Cushman told The Epoch Times  that she “had absolutely no doubt lives will be saved if human grade Ivermectin was available to COVID patients.”

“We still have patients who don’t know how to find the doctors who will write prescriptions for ivermectin,” Cushman told the House. “It’s safer than having to go to the farm store.”

A Jan. 18 public hearing for the bill lasted over two hours.

Dr. Paul Marik, a Virginia doctor who sued Sentara Healthcare after it banned ivermectin prescriptions, traveled to New Hampshire to attend the hearing. He described the antiparasitic as “cheap, exceedingly safe, and exceedingly effective.”

“If ivermectin had been promoted at the beginning of this pandemic, we would not be sitting here today,” Marik told the committee.

Six co-sponsors are supporting H.B. 1022.

Under the bill, licensed pharmacists would be permitted “to dispense ivermectin under the delegated prescriptive authority of the physician” and “may dispense ivermectin to persons in this state without a prior prescription.”

Any such prescription shall be regarded as being issued for a legitimate medical purpose in the usual course of professional practice,” according to the bill.

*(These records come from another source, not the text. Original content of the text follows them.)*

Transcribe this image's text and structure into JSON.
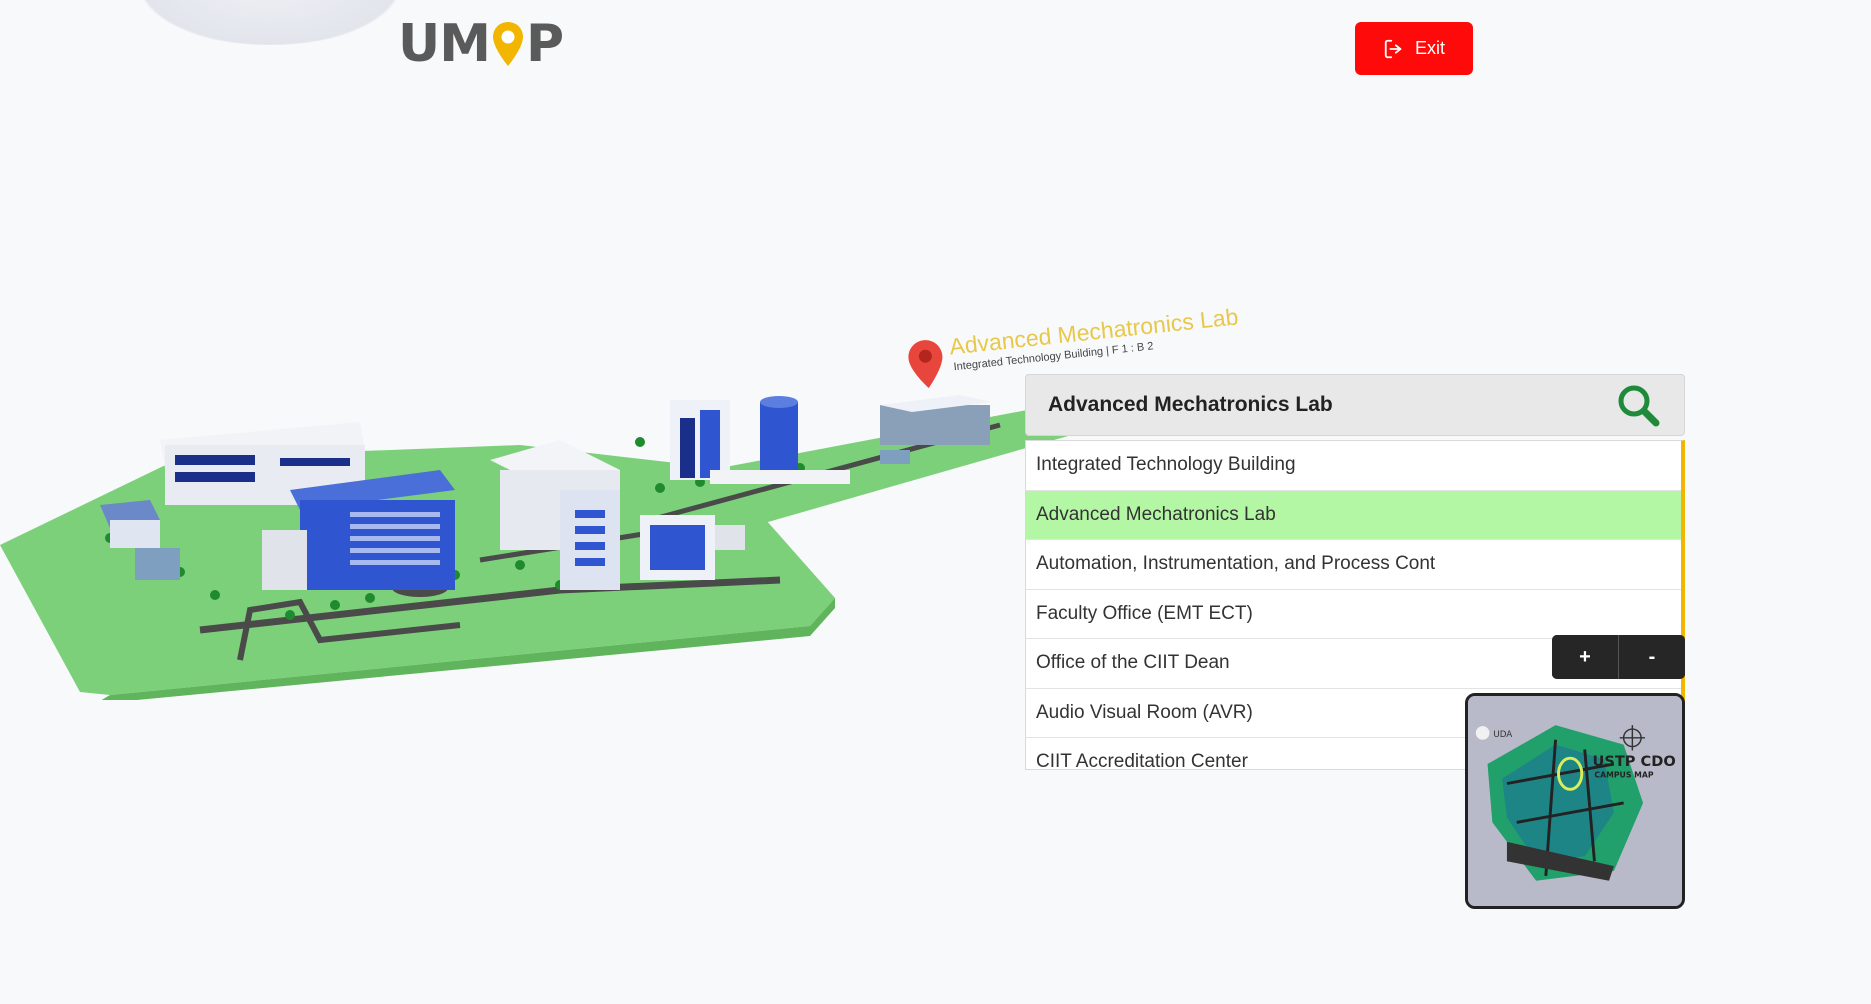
{
  "header": {
    "logo_left": "UM",
    "logo_right": "P",
    "exit_label": "Exit"
  },
  "map": {
    "marker_title": "Advanced Mechatronics Lab",
    "marker_subtitle": "Integrated Technology Building | F 1 : B 2"
  },
  "search": {
    "value": "Advanced Mechatronics Lab",
    "placeholder": ""
  },
  "results": {
    "items": [
      "Integrated Technology Building",
      "Advanced Mechatronics Lab",
      "Automation, Instrumentation, and Process Cont",
      "Faculty Office (EMT ECT)",
      "Office of the CIIT Dean",
      "Audio Visual Room (AVR)",
      "CIIT Accreditation Center"
    ],
    "selected_index": 1
  },
  "zoom": {
    "in_label": "+",
    "out_label": "-"
  },
  "minimap": {
    "title_line1": "USTP CDO",
    "title_line2": "CAMPUS MAP",
    "brand": "UDA"
  },
  "colors": {
    "exit": "#ff0a0a",
    "accent_pin": "#f2b500",
    "selected_row": "#b3f7a5",
    "search_icon": "#1e8a3a",
    "campus_grass": "#7dd07a"
  },
  "icons": {
    "exit": "exit-icon",
    "search": "search-icon",
    "marker": "map-pin-icon"
  }
}
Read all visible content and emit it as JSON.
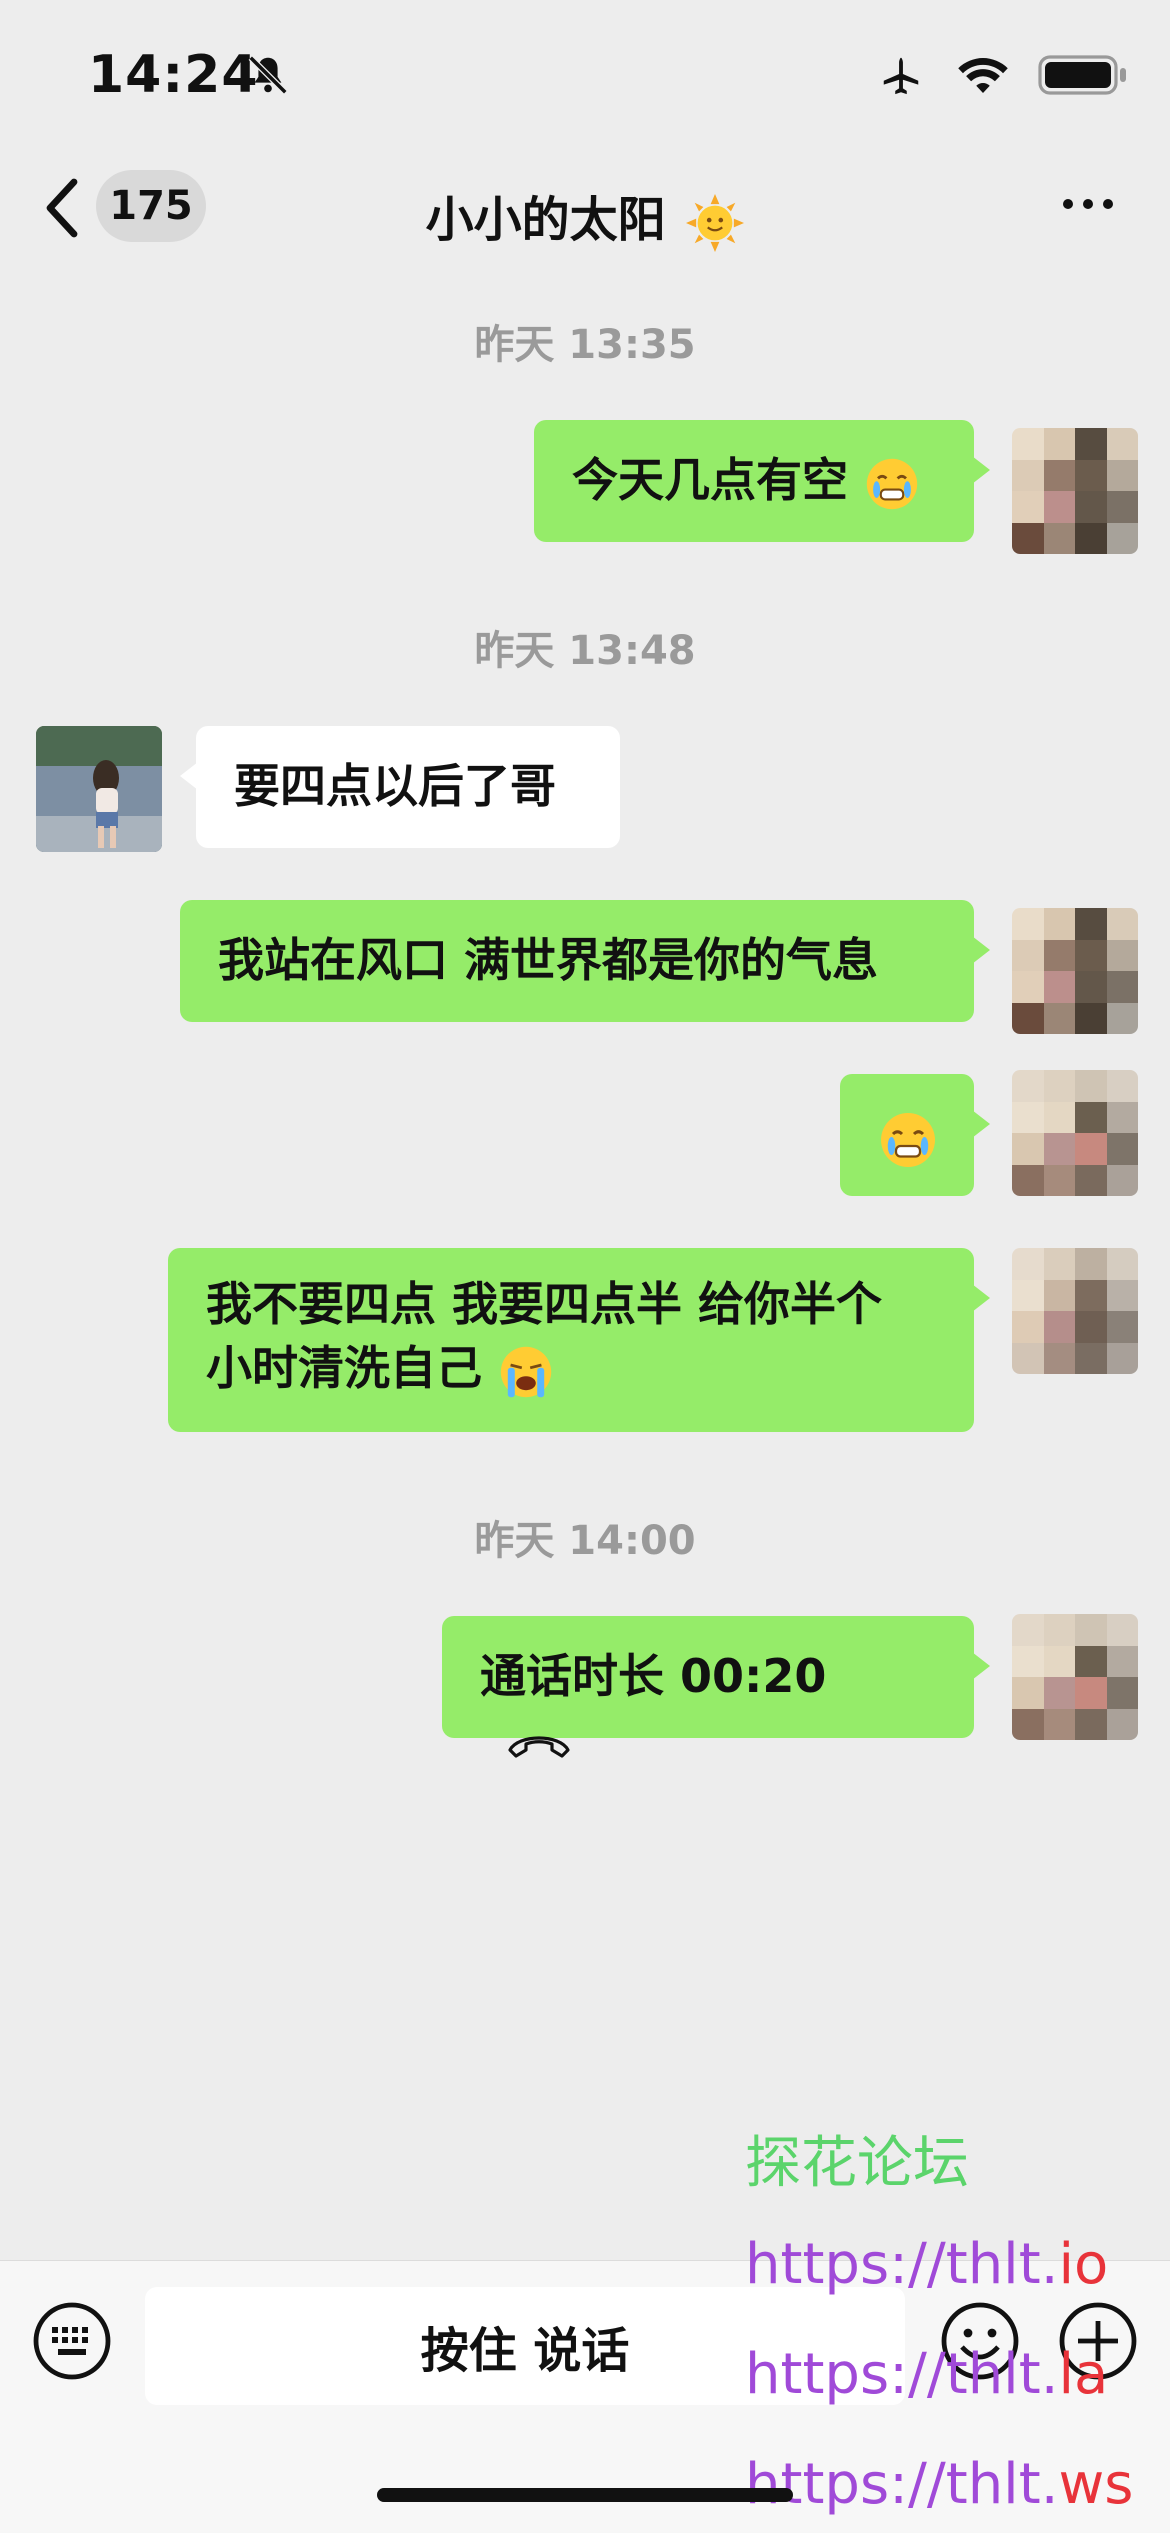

Pharmacists will be required to provide anyone prescribed ivermectin “a standardized information sheet written in plain language, which shall include, but is not limited to, the importance of follow-up care, and health care referral information.”

“Nothing on the information sheet shall discourage the recipient from using ivermectin for the treatment of COVID-19,” per the proposed legislation.

Representative  Gary Woods from Bow, a retired doctor who previously served on the New Hampshire Medical Society, argued during the debate that elected officials did not have the expertise to regulate ivermectin.

“I don’t think the legislature should be practicing medicine, which is basically what this is,” Woods said.

Despite some opposition, the committee recommended the House pass the bill on March 9.

If passed by the Senate and approved by the governor, the policy will go into effect within 60 days.